Often, this gospel text is narrowed in interpretation to moral and spiritual blindness, but look for a moment at the simple story itself. This man had never seen the dawn, had never seen a leaf, or a spider, or a bird, or a human face, had never seen the food prepared for him or the clothes he wore, had never seen his family or his friends, had never seen Jerusalem or the Temple. And the first thing he saw was Jesus—and now he could see. Faces, flowers, beetles and bowls, and the grain, the wine, and the oil—and the light that poured around and through them all.

I was once, many years ago, fortunate enough to stand in the cathedral at Chartres. Two impressions remain with me still. The first was that high in the absolute blackness of the west nave, seemingly hovering in the air, spun a brilliant, radiating wheel of color—its rose window. The second was even stronger. The light from the windows did not reflect off the floor as happens with lesser glass.

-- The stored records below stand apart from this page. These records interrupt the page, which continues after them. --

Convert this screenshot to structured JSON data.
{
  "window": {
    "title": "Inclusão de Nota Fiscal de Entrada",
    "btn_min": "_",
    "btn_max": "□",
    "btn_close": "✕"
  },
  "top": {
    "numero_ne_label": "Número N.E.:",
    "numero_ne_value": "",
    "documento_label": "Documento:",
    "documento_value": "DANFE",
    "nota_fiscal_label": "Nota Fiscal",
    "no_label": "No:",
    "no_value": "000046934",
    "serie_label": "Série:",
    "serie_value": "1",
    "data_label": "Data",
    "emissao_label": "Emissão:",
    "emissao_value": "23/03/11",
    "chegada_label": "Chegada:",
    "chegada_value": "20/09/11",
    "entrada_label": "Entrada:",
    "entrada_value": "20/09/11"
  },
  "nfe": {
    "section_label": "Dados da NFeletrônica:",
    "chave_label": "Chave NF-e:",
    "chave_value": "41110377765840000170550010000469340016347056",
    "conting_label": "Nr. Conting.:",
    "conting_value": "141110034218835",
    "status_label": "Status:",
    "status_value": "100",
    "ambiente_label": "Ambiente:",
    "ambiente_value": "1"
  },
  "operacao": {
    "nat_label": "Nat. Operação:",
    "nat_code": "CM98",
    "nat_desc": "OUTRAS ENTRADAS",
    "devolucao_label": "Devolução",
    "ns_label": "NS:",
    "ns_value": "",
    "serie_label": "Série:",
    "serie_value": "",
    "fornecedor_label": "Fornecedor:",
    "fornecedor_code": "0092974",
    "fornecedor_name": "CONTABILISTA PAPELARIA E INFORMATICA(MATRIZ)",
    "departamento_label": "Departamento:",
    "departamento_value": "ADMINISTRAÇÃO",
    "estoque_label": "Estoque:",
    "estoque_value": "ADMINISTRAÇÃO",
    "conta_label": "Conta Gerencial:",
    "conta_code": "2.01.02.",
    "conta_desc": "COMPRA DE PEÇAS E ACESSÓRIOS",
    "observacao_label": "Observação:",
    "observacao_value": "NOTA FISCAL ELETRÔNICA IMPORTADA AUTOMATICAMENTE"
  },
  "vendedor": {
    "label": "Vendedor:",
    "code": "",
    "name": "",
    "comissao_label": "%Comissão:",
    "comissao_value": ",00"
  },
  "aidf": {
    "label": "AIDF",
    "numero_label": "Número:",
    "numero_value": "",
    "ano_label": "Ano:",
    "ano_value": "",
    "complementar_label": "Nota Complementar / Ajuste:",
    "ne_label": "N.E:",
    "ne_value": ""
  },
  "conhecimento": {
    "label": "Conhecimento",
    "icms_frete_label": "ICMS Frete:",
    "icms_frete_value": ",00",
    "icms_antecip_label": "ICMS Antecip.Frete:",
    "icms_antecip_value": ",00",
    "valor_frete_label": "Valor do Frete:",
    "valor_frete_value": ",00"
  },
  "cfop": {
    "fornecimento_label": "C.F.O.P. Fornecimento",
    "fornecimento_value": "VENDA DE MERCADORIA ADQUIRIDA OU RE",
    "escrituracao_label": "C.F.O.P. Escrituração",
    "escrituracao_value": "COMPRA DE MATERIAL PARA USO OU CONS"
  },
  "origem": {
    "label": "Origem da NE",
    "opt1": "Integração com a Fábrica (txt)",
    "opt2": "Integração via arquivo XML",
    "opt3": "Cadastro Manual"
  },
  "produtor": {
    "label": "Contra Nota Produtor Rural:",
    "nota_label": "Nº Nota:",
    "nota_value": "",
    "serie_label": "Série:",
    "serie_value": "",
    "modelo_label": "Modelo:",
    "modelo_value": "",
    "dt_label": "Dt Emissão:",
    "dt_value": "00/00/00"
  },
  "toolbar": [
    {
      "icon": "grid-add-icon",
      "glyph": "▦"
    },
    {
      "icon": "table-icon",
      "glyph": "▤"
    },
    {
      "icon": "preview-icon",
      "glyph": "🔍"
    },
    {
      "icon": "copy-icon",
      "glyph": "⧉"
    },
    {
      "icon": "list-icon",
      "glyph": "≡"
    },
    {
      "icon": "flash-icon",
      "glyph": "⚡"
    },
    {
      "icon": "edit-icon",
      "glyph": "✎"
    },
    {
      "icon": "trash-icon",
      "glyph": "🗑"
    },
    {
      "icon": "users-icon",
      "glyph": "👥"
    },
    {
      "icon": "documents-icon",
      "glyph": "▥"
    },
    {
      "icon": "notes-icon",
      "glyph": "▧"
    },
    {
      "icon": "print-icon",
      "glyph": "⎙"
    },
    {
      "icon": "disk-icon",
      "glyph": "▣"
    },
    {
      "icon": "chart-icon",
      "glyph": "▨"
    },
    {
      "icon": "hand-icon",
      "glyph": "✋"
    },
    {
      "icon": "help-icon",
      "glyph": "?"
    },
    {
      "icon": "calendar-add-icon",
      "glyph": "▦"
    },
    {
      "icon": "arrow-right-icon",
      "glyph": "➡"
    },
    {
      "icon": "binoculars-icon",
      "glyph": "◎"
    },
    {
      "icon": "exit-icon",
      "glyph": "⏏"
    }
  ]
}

Rather, the color, especially the deep rich blue that Chartres is known for, diffused into the air, and the air was so thick with it that I wanted to reach out and grasp it and could taste it as I breathed it in.

It was Suger, abbot of the 12th century abbey of Saint-Denis in the north of Paris, who, while not a theologian himself, took to heart the new wave of theology emanating from the school of Chartres and decided to implement it in building the abbey church and filling the walls with some of the first stained-glass. The rationale: God is pure light, and, therefore, unseeable and blinding to human eyes. But, just as color manifests light to us, so does creation manifest God.

In point of fact, when we see, nothing leaves our eyes and moves out to the object itself; rather the light reflected from the object proceeds into our eyes, so that, in point of fact, all we actually see is the light itself, broken and bent into a thousand shades.

However, as the anointing of David (him with the beautiful eyes!) reminds us, we see only the face, God, however, sees the heart. If we say we can see, we are blind, as Jesus tells the Pharisees. To see truly, we must accept that our vision does not reside in us but in the light of the world—as Jesus proclaims himself. And to the degree we break the world into millions of pieces, we miss the one light.

And so, as the light of the day lengthens (the etymological origin of “Lent”) and we grow toward the blinding light of Easter and God made manifest in the humanity of the Christ, whose are the eyes with which we see; what is the vision always before us that we ignore?